Michael Kerr, director of the Institute of Middle Eastern Studies at KCL and author of The Alawis of Syria says Yes.
On the same day that some of Syria’s warring factions attended talks in Geneva, again taking the initiative on Syria, Putin announced that Russia would withdraw some of its forces. This sent a message to the US that Russia will remain central to any deal, to Assad that he will have to compromise as there is a limit to Russian intervention, and to his cash-strapped domestic audience that he is a highly effective foreign policy operator. Will this bring peace to Syria? In the long term, possibly, for having weakened the “moderate” rebels rather than Islamic State (IS), Putin has tempered the West’s resolve to force Assad from power. Yet the sort of peace the West has been arguing for and its Syrian allies have been fighting for is increasingly unlikely to materialise. By reversing the balance of power in Syria’s civil war, Putin has presented the anti-regime negotiators and their Western backers with a Hobson’s choice: accept that Assad’s regime has a future role in government, or receive the blame for the collapse of this round of talks and a return to war.
Kyle Orton, associate fellow at The Henry Jackson Society, says No.
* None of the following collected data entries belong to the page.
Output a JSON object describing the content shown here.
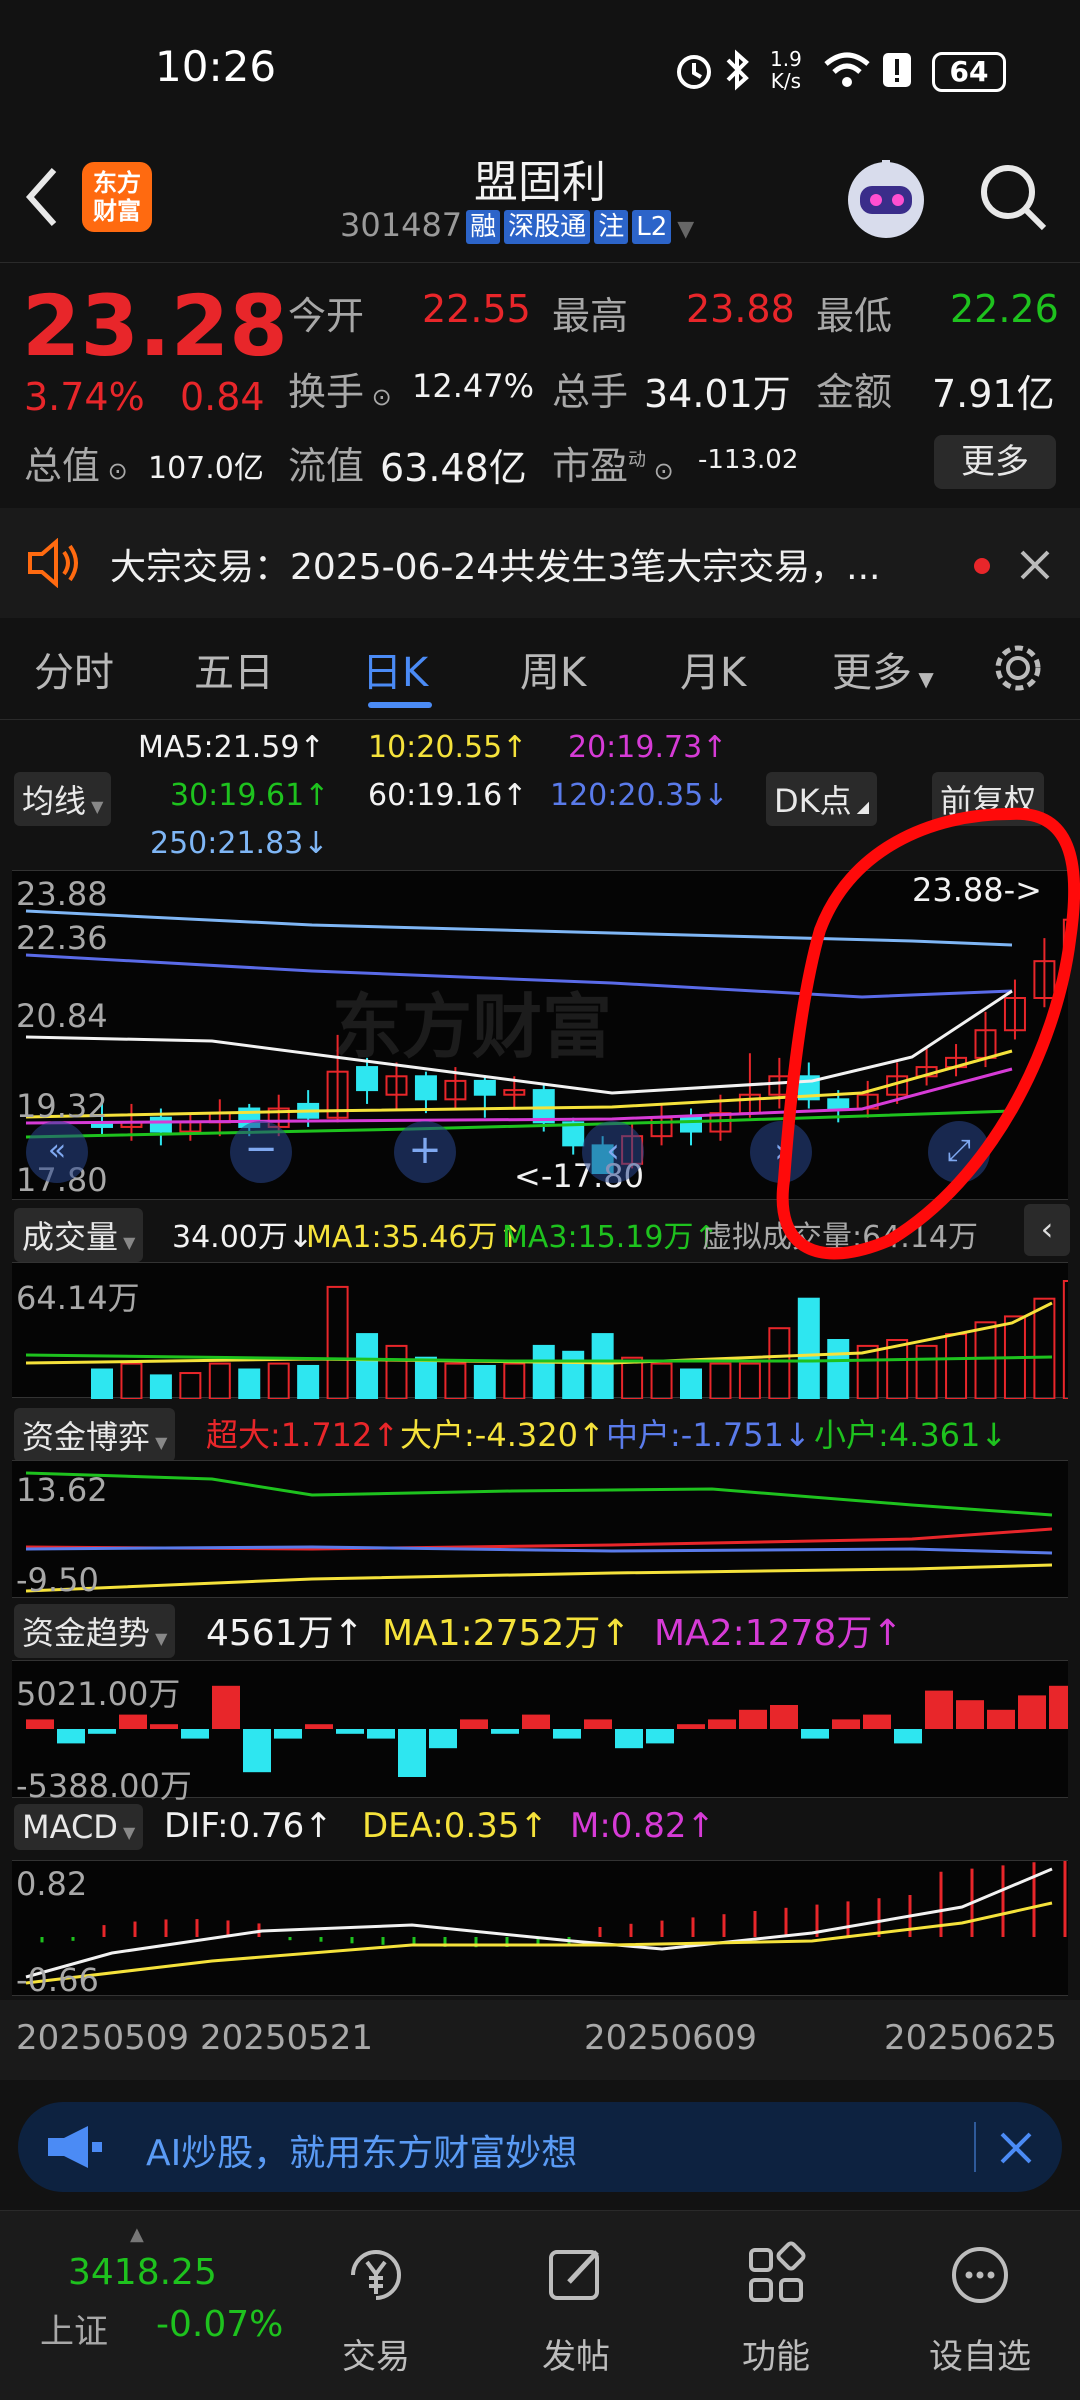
{
  "status": {
    "time": "10:26",
    "speed_top": "1.9",
    "speed_bottom": "K/s",
    "battery": "64"
  },
  "header": {
    "logo_line1": "东方",
    "logo_line2": "财富",
    "title": "盟固利",
    "code": "301487",
    "badges": [
      "融",
      "深股通",
      "注",
      "L2"
    ]
  },
  "quote": {
    "price": "23.28",
    "change_pct": "3.74%",
    "change": "0.84",
    "rows": [
      [
        {
          "label": "今开",
          "value": "22.55",
          "color": "red"
        },
        {
          "label": "最高",
          "value": "23.88",
          "color": "red"
        },
        {
          "label": "最低",
          "value": "22.26",
          "color": "green"
        }
      ],
      [
        {
          "label": "换手",
          "value": "12.47%",
          "color": "white"
        },
        {
          "label": "总手",
          "value": "34.01万",
          "color": "white"
        },
        {
          "label": "金额",
          "value": "7.91亿",
          "color": "white"
        }
      ]
    ],
    "row3": {
      "zongzhi_label": "总值",
      "zongzhi": "107.0亿",
      "liuzhi_label": "流值",
      "liuzhi": "63.48亿",
      "shiying_label": "市盈",
      "shiying_sup": "动",
      "shiying": "-113.02",
      "more": "更多"
    }
  },
  "notice": {
    "text": "大宗交易：2025-06-24共发生3笔大宗交易，..."
  },
  "tabs": [
    "分时",
    "五日",
    "日K",
    "周K",
    "月K",
    "更多"
  ],
  "active_tab": "日K",
  "ma": {
    "btn": "均线",
    "dk": "DK点",
    "fq": "前复权",
    "ma5": "MA5:21.59↑",
    "ma10": "10:20.55↑",
    "ma20": "20:19.73↑",
    "ma30": "30:19.61↑",
    "ma60": "60:19.16↑",
    "ma120": "120:20.35↓",
    "ma250": "250:21.83↓"
  },
  "kline": {
    "y_labels": [
      "23.88",
      "22.36",
      "20.84",
      "19.32",
      "17.80"
    ],
    "high_marker": "23.88->",
    "low_marker": "<-17.80",
    "watermark": "东方财富"
  },
  "volume": {
    "btn": "成交量",
    "v": "34.00万↓",
    "ma1": "MA1:35.46万↑",
    "ma3": "MA3:15.19万↑",
    "virtual": "虚拟成交量:64.14万",
    "y_top": "64.14万"
  },
  "fundflow": {
    "btn": "资金博弈",
    "super": "超大:1.712↑",
    "big": "大户:-4.320↑",
    "mid": "中户:-1.751↓",
    "small": "小户:4.361↓",
    "y_top": "13.62",
    "y_bot": "-9.50"
  },
  "trend": {
    "btn": "资金趋势",
    "v": "4561万↑",
    "ma1": "MA1:2752万↑",
    "ma2": "MA2:1278万↑",
    "y_top": "5021.00万",
    "y_bot": "-5388.00万"
  },
  "macd": {
    "btn": "MACD",
    "dif": "DIF:0.76↑",
    "dea": "DEA:0.35↑",
    "m": "M:0.82↑",
    "y_top": "0.82",
    "y_bot": "-0.66"
  },
  "dates": [
    "20250509",
    "20250521",
    "20250609",
    "20250625"
  ],
  "ad": {
    "text": "AI炒股，就用东方财富妙想"
  },
  "bottom": {
    "index_value": "3418.25",
    "index_name": "上证",
    "index_change": "-0.07%",
    "items": [
      "交易",
      "发帖",
      "功能",
      "设自选"
    ]
  }
}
The conditions for peace in Syria do not exist at the present time. The Russian intervention last year was intended to rescue the Assad regime, which was, at the time, suffering serious setbacks, including in its heartland on the coast. The Russians have succeeded. For all of Moscow’s rhetoric about fighting Islamic State (IS), this was never the aim. To the contrary, having IS remain in place is very useful for Assad, because it allows the pretence that Syria is a binary choice between the dictator and the terrorists to perpetuate. Russia even facilitated IS’s expansion by bombing rebels who were holding the terrorist group at bay. The mainstream opposition has been badly weakened by the joint regime-IS attacks, and the set-up of this pretend ceasefire has enabled al-Qaeda to make gains too. Without a concerted effort to bolster the rebellion so that it has meaningful facts-on-the-ground with which to negotiate against Assad, the situation will remain intractable.